Studentenwanderung zwischen Ost und West

■ „Grenzenloser“ Hochschulwechsel zwischen FU und Humboldt-Uni / Unklarheiten bei der Gewährung von BAFöG für DDR-Studenten Humboldt-Uni steht West-Studenten offen / Weiterentwicklung abhängig von der Hochschulpolitik der neuen Regierung

Berlin (taz) - In Berlin ist das Streben nach Hochschulbildung im wahrsten Sinne des Wortes „grenzenlos“. Die Öffnung der Mauer, das BRD-Grundgesetz und das für Westberlin geltende Hochschulgesetz machen es möglich: DDR -Bürger können im Westteil der Stadt studieren. Dort sieht man dem zu erwartenden Studentenandrang mit zwiespältigen Gefühlen entgegen. Das Sommersemester steht vor der Tür. An der Freien Universität haben sich für Fächer, die der universitätsinternen Zulassung unterliegen, 160 Interessenten beworben. Besonders weit oben auf der Wunschliste stehen geisteswissenschaftliche Studiengänge wie Slawistik oder Theater- und Kunstwissenschaften. An der Technischen Universität hatten sich bis Mitte Februar 43 DDR -Bürger eingeschrieben. Sicher ist, daß die Bewerberzahlen für das Herbstsemester sprunghaft in die Höhe gehen werden, wenn keine Veränderungen eintreten. Bereits jetzt wurden an der Technischen Universität 1300 gezielte Anfragen, vor allem für Wirtschaftswissenschaften und Informatik, registriert. Dazu kommt noch, daß es dieses Jahr ungefähr 10 000 Abiturienten ohne Aussicht auf einen Studienplatz in der DDR geben wird.
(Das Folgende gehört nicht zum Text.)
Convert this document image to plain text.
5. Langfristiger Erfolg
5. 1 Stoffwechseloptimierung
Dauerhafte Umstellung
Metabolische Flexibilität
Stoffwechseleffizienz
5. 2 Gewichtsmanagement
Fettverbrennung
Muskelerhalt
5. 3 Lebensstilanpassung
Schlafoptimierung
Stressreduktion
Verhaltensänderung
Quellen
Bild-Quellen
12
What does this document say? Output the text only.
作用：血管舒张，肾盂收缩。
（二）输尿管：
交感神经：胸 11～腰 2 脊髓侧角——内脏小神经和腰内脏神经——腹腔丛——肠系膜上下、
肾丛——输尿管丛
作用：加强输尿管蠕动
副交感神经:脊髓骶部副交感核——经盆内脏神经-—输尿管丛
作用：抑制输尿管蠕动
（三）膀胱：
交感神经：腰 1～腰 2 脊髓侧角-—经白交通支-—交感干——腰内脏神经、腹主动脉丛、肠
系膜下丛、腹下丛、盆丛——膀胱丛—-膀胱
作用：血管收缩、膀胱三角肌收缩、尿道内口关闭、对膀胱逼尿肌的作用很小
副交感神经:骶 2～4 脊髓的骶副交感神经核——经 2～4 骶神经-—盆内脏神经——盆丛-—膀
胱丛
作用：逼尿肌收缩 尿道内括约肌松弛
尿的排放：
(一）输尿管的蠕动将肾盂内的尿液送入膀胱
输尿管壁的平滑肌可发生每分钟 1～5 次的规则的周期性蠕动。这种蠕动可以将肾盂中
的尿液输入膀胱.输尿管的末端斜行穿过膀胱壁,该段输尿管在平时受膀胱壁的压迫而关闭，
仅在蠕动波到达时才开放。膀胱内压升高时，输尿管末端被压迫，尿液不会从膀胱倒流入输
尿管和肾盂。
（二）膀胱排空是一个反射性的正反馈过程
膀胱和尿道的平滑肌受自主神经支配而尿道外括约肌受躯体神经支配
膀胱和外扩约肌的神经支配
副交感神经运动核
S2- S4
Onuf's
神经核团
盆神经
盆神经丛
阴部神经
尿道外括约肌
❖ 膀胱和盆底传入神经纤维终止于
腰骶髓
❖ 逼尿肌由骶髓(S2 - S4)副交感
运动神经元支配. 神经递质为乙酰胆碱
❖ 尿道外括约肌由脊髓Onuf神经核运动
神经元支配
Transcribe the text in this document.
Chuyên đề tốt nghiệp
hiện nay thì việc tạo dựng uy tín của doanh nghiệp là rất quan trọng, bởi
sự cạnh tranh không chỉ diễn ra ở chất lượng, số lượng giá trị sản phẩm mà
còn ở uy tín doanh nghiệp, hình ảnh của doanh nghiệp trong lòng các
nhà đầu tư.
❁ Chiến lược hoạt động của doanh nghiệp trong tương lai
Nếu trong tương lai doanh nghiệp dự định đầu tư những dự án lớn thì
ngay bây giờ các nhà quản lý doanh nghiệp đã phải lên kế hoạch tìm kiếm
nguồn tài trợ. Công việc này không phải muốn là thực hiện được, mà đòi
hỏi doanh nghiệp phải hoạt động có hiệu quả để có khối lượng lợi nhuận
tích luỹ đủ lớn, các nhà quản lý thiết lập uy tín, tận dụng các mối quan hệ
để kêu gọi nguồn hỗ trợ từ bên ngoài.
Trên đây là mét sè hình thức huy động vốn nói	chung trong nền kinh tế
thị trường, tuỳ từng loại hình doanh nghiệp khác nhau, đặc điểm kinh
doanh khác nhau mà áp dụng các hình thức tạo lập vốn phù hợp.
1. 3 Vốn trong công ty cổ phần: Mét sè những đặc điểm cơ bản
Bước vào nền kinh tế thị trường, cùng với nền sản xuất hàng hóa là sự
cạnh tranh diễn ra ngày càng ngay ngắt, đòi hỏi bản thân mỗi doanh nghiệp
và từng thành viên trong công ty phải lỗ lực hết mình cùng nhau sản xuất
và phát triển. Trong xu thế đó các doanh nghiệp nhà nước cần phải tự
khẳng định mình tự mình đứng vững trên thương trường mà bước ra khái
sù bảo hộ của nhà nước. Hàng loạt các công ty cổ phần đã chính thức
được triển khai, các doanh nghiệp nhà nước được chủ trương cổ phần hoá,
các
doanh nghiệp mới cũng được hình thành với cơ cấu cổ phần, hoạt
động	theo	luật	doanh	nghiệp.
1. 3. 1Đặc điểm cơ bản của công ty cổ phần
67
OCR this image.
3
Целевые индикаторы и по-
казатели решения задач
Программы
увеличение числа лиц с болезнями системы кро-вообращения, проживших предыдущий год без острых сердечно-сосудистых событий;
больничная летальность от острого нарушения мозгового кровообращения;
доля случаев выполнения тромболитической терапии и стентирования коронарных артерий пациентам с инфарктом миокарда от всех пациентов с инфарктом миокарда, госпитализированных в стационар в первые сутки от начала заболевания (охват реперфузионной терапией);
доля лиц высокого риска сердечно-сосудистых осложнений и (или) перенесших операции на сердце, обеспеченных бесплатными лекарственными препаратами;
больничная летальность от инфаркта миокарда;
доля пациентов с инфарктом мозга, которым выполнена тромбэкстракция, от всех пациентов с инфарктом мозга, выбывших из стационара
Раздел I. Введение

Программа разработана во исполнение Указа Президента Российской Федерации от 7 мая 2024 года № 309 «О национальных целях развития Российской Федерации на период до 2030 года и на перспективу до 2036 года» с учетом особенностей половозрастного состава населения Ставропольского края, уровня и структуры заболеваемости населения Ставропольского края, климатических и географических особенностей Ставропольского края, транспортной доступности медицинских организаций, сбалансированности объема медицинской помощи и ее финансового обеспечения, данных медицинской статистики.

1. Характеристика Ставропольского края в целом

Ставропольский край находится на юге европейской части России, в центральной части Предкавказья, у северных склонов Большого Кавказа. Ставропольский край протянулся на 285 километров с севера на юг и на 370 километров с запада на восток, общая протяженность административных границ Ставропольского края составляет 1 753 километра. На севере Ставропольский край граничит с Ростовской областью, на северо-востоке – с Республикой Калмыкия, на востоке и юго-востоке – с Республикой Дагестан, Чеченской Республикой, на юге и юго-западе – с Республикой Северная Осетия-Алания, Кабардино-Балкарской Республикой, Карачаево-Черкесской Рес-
Traugot Klose, zuständig für Studienangelegenheiten an der Freien Universität, wies auf ein Problem gerade bei zulassungsbeschränkten Fächern hin: „DDR-Abiturienten haben bei den jetzt gültigen Zulassungsverfahren bessere Chancen als ihre Konkurrenten aus der BRD und Westberlin. Bei beiden Zulassungskriterien - den Noten und der Wartezeit - sind DDR -Bewerber in der Regel im Vorteil. Die haben so gute Noten, da staunen wir immer.“ Dem Verdrängungsprozeß soll nun Einhalt geboten werden. Umrechungsfaktoren für DDR Abiturnoten und Einschränkungen in der Anerkennung von Wartezeit sind Überlegungen, die für's Herbstsemester in Betracht kommen. Um die Immatrikulationsfreudigkeit ein wenig zu bremsen, wurde entschieden, die Gast- bzw. Nebenhörerschaft kostenlos zu ermöglichen. Aus Kapazitätsgründen, so meint man an der FU, werden sicher neue Zulassungsbeschränkungen notwendig. Derzeit ist auch unklar, wie es mit der Gewährung von BAFöG weitergehen soll. Rechtlich gesehen, können Studenten mit der Staatsbürgerschaft DDR das Darlehen erhalten. Das würde sogar die meisten betreffen, da die Einkommen der Eltern in der DDR vergleichsweise sehr niedrig sind. Fast jeder Student könnte somit zwischen 500- und 870 DM im Monat einstecken, auf Pump versteht sich. „Daran können wegen des Wirtschafts- und Währungsgefälles weder wir noch die Ostberliner Seite interessiert sein“, meinte Herr Klose.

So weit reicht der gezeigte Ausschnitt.